Thursday, September 13, 2018¶
Sphinx 1.8 and feedformatter¶
I installed and tried the new Sphinx 1.8. There was a problem when generating my blog:
Traceback (most recent call last):
File "/site-packages/sphinx/cmd/build.py", line 304, in build_main
app.build(args.force_all, filenames)
File "/site-packages/sphinx/application.py", line 369, in build
self.emit('build-finished', None)
File "/site-packages/sphinx/application.py", line 510, in emit
return self.events.emit(event, self, *args)
File "/site-packages/sphinx/events.py", line 80, in emit
results.append(callback(*args))
File "/sphinxfeed/sphinxfeed.py", line 95, in emit_feed
feed.format_rss2_file(path)
File "/site-packages/feedformatter.py", line 399, in format_rss2_file
string = self.format_rss2_string(validate, pretty)
File "/site-packages/feedformatter.py", line 393, in format_rss2_string
return _stringify(RSS2root, pretty=pretty)
File "/site-packages/feedformatter.py", line 273, in _stringify
return ET.tostring(tree)
File "/usr/lib/python2.7/xml/etree/ElementTree.py", line 1126, in tostring
ElementTree(element).write(file, encoding, method=method)
File "/usr/lib/python2.7/xml/etree/ElementTree.py", line 820, in write
serialize(write, self._root, encoding, qnames, namespaces)
File "/etgen/etgen/etree.py", line 29, in _serialize_xml
return _original_serialize_xml(write, elem, *args, **kwargs)
File "/usr/lib/python2.7/xml/etree/ElementTree.py", line 939, in _serialize_xml
_serialize_xml(write, e, encoding, qnames, None)
File "/etgen/etgen/etree.py", line 29, in _serialize_xml
return _original_serialize_xml(write, elem, *args, **kwargs)
File "/usr/lib/python2.7/xml/etree/ElementTree.py", line 939, in _serialize_xml
_serialize_xml(write, e, encoding, qnames, None)
File "/etgen/etgen/etree.py", line 29, in _serialize_xml
return _original_serialize_xml(write, elem, *args, **kwargs)

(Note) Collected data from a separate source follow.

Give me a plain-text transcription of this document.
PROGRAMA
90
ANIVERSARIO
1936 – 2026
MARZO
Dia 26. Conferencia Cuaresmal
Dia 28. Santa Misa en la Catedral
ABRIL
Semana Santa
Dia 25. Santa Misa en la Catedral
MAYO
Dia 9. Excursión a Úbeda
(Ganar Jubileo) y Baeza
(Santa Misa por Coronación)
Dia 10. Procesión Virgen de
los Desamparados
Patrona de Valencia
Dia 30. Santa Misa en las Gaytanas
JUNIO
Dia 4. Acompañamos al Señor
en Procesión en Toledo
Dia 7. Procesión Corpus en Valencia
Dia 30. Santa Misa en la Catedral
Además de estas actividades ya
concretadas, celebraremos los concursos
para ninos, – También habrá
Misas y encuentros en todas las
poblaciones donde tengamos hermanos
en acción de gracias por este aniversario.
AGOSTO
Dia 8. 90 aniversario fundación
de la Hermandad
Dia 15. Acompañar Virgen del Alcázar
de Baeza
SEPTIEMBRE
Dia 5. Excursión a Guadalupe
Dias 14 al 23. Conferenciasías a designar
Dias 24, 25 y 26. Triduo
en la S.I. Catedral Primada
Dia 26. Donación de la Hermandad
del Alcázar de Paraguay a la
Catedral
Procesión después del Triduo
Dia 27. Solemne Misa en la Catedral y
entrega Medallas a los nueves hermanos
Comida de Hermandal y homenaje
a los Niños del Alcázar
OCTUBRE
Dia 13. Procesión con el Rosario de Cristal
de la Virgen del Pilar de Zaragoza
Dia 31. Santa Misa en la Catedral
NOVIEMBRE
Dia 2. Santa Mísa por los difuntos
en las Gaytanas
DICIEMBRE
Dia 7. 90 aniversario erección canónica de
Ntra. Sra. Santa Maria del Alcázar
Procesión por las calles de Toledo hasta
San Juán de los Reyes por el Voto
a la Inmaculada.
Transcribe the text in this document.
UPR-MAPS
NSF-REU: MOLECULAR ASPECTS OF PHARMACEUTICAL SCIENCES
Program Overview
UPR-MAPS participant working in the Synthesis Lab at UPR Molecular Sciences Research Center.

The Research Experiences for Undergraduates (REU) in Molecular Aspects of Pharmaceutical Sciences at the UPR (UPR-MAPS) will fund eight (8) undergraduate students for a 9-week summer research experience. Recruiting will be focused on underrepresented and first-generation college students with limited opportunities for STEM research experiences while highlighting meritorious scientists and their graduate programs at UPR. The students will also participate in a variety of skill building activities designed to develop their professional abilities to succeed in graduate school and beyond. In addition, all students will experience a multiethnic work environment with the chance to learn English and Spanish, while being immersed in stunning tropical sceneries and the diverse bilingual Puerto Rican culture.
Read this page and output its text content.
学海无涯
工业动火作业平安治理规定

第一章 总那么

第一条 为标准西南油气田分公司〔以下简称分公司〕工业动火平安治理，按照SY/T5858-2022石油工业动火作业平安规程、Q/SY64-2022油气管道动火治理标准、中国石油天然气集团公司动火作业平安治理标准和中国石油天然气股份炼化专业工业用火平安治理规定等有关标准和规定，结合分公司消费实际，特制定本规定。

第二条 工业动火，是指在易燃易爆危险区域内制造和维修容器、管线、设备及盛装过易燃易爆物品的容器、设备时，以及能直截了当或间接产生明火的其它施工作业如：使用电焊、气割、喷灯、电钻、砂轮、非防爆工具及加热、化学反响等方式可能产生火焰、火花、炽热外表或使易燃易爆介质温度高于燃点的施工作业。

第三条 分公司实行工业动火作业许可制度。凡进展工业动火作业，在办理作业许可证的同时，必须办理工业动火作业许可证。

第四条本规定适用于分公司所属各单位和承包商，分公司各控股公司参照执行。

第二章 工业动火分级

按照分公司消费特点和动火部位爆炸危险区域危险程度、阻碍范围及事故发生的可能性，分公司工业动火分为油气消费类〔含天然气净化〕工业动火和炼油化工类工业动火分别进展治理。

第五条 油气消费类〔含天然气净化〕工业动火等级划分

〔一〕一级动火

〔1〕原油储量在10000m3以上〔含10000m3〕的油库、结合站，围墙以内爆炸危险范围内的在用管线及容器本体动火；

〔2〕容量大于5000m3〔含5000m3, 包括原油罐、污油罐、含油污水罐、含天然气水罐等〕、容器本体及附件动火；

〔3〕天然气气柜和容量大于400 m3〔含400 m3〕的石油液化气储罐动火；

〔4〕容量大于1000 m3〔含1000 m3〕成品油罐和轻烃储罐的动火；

File "/usr/lib/python2.7/xml/etree/ElementTree.py", line 939, in _serialize_xml
_serialize_xml(write, e, encoding, qnames, None)
File "/etgen/etgen/etree.py", line 29, in _serialize_xml
return _original_serialize_xml(write, elem, *args, **kwargs)
File "/usr/lib/python2.7/xml/etree/ElementTree.py", line 937, in _serialize_xml
write(_escape_cdata(text, encoding))
File "/usr/lib/python2.7/xml/etree/ElementTree.py", line 1073, in _escape_cdata
return text.encode(encoding, "xmlcharrefreplace")
UnicodeDecodeError: 'ascii' codec can't decode byte 0xc3 in position 7: ordinal not in range(128)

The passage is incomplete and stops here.